A judge ruled Friday that members of the DeKalb County Board of Ethics shouldn’t have been appointed by private organizations, a decision that likely cripples the board.
DeKalb Superior Court Judge Asha Jackson’s order found that the Board of Ethics should have been chosen by elected government officials, not by outside groups like the DeKalb Bar Association and the DeKalb Chamber of Commerce.
The decision is a victory for former DeKalb Commissioner Sharon Barnes Sutton, who sued the Board of Ethics as she was facing complaints about her spending. She has said all her spending was for legitimate government purposes.
“To pass constitutional muster, it would seem that there should be an accountable governmental entity that would provide final approval to those seated to serve on the board,” Jackson wrote.
Sutton said the decision shows that an overhaul to the Board of Ethics to make it more independent should have been more thoroughly vetted.

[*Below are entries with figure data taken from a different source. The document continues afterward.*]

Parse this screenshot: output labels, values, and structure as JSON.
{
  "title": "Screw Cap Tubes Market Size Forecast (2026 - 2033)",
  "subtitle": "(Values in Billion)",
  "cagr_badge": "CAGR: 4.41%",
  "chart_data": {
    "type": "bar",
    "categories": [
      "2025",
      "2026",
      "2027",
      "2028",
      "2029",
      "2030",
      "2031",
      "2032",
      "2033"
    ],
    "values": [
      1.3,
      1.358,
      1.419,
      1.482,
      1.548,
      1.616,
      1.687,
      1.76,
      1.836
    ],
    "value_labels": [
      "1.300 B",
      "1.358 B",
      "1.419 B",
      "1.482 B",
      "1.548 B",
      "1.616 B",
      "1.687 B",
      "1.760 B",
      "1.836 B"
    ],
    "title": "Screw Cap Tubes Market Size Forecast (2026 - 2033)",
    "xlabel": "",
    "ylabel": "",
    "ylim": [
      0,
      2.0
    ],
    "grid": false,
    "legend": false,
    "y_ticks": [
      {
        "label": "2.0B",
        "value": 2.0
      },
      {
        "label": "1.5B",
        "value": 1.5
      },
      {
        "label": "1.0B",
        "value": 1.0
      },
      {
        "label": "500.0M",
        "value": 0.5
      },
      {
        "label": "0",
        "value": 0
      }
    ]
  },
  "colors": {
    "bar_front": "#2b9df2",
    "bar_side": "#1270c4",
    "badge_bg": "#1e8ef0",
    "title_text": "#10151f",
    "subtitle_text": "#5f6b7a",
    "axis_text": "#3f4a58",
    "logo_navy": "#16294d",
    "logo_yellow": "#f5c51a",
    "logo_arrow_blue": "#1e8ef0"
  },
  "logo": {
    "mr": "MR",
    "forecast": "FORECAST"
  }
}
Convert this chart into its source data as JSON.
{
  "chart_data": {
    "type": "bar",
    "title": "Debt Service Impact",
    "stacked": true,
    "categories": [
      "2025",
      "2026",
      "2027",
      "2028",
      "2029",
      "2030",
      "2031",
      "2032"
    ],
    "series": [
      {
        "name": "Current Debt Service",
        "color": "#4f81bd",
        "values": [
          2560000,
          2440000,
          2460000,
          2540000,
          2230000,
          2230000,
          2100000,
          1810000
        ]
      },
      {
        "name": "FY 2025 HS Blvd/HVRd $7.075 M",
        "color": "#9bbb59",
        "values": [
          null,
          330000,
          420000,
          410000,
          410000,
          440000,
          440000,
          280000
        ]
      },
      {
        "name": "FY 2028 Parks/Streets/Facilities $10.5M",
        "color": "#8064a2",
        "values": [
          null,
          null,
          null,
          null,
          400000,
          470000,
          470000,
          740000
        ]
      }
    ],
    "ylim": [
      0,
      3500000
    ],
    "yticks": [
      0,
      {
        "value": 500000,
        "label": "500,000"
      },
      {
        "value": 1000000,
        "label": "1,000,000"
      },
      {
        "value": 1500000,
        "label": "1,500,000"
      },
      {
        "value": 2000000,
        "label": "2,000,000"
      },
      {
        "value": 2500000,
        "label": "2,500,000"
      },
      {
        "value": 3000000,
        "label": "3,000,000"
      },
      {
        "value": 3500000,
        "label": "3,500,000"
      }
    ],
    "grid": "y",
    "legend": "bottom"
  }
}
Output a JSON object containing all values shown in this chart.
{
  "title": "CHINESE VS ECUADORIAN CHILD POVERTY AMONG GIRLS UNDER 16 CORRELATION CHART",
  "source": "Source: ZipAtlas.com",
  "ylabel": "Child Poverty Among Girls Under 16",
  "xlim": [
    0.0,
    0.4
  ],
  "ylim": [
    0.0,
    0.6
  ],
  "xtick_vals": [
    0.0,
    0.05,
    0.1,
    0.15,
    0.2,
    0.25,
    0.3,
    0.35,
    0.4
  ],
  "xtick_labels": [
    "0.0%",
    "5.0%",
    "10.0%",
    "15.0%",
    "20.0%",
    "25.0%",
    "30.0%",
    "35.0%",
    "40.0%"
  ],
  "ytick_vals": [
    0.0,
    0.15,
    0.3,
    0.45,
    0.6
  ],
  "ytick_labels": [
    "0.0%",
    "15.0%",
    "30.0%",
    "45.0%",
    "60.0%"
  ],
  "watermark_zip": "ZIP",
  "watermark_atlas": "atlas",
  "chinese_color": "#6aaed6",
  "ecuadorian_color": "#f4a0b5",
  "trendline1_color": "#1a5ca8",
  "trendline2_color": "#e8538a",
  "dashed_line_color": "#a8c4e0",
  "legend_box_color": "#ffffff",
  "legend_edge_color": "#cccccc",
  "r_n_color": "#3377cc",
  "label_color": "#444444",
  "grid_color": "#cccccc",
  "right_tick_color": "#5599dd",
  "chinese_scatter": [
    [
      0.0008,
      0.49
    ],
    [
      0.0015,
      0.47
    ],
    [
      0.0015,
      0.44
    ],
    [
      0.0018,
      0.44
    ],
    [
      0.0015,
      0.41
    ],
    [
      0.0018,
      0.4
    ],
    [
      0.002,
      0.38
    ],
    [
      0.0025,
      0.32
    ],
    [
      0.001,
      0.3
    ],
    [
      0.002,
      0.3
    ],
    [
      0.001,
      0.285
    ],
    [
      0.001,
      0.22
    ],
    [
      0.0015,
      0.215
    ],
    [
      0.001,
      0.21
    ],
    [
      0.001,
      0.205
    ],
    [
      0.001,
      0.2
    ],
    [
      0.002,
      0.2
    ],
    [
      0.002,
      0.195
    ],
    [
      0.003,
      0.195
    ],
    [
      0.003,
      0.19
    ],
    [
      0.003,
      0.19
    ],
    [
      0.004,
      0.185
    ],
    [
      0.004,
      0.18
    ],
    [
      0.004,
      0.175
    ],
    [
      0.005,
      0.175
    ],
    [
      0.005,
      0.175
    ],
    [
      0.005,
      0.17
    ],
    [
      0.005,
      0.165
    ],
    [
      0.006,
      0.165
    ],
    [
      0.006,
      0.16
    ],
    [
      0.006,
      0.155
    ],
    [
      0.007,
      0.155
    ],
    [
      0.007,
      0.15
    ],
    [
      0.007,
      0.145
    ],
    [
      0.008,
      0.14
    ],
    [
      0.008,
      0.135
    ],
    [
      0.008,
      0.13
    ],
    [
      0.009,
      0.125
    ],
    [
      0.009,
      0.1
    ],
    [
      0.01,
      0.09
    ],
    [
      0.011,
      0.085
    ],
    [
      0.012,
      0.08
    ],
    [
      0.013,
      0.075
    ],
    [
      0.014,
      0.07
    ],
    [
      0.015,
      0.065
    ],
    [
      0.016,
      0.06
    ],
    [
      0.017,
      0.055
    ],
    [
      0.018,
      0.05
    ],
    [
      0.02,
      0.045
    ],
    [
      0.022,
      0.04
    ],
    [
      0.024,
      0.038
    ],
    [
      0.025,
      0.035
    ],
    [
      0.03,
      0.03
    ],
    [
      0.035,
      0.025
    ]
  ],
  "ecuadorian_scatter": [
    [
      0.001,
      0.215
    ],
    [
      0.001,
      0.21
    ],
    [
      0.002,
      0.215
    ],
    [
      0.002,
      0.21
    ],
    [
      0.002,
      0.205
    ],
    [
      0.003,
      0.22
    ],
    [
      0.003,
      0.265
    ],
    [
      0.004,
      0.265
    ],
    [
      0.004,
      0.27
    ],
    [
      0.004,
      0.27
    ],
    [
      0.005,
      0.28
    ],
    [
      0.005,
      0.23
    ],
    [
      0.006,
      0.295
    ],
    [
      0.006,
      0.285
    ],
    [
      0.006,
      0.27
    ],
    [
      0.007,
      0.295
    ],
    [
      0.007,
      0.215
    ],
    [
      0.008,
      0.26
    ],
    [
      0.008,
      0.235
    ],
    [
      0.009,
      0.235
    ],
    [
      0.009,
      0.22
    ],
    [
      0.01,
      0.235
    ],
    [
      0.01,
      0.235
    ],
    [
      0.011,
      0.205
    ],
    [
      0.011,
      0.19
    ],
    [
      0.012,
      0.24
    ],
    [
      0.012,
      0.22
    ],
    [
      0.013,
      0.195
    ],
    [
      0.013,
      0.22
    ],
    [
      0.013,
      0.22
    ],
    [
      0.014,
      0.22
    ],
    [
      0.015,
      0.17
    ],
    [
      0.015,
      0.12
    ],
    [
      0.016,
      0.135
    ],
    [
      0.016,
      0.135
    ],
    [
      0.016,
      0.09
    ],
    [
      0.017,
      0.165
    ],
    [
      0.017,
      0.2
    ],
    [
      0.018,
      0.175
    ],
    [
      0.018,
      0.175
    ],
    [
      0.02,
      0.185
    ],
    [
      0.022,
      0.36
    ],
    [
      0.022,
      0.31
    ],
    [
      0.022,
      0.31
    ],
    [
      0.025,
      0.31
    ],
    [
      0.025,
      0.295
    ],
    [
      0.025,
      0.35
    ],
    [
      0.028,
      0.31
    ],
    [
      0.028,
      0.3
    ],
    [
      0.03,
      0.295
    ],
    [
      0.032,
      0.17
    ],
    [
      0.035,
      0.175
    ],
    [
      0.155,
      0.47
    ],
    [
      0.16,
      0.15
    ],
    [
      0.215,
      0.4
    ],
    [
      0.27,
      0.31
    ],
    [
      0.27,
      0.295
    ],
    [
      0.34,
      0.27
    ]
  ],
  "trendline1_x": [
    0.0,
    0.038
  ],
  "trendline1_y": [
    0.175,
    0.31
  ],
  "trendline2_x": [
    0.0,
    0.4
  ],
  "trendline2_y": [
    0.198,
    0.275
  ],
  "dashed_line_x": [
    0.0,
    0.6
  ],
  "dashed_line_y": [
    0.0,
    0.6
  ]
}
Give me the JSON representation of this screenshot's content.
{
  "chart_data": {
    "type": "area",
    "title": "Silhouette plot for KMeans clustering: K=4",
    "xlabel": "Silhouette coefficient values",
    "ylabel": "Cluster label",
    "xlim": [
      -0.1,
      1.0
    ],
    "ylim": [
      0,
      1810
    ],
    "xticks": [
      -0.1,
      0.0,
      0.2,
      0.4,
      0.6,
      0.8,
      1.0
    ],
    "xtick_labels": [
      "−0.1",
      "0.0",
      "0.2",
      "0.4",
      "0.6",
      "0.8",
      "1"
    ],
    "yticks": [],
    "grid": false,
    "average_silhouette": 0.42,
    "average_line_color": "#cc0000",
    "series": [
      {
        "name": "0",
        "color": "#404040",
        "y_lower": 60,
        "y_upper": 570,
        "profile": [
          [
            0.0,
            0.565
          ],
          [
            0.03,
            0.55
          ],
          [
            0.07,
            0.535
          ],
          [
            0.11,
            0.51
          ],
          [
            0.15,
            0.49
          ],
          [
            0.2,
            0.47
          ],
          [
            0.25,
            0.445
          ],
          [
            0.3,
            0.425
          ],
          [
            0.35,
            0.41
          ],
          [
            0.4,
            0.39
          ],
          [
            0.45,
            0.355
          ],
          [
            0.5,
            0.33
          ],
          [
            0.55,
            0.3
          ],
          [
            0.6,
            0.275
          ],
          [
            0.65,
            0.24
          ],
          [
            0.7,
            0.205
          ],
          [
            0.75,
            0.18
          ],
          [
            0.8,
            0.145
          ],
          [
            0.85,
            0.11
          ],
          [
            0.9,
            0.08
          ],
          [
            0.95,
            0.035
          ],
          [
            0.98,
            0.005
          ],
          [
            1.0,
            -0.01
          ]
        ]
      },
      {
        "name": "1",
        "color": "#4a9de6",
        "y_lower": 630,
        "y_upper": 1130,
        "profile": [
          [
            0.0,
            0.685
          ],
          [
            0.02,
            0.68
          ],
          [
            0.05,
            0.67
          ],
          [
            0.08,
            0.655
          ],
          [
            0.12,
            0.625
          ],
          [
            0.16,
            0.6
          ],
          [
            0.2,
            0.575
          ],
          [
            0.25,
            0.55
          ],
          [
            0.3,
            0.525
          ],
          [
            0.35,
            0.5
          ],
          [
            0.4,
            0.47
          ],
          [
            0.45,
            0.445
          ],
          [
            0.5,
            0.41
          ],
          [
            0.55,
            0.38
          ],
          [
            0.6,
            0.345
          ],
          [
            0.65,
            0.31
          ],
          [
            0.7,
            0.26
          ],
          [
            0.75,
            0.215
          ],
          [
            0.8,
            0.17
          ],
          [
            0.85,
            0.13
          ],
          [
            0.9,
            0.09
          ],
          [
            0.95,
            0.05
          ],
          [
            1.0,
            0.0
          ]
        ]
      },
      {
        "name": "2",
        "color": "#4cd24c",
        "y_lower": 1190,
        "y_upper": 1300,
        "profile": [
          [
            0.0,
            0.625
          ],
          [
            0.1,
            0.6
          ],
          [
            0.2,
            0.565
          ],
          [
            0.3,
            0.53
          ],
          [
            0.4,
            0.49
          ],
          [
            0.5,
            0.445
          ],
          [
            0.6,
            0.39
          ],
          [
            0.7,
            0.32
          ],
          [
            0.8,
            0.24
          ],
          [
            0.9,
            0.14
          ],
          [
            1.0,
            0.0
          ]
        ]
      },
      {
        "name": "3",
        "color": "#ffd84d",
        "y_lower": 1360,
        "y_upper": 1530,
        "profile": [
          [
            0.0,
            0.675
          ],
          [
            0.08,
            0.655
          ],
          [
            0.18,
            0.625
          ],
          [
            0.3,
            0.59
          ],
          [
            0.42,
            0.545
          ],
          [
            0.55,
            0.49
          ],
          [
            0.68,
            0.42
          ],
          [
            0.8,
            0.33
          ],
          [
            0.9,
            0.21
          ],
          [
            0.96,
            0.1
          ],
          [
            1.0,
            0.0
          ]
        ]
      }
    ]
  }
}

“This shows that when reasonable people stand up for what’s right, you win sometimes,” Sutton said.
The DeKalb Board of Ethics was restructured in 2015 to remove its appointments from the DeKalb Commission and CEO, whose behavior is monitored by the board.
About 92 percent of voters supported the changes, which made four of the board’s members picked by non-governmental groups, two by judges and one by the county’s state legislative delegation.
An attorney for the DeKalb Board of Ethics said an appeal is possible.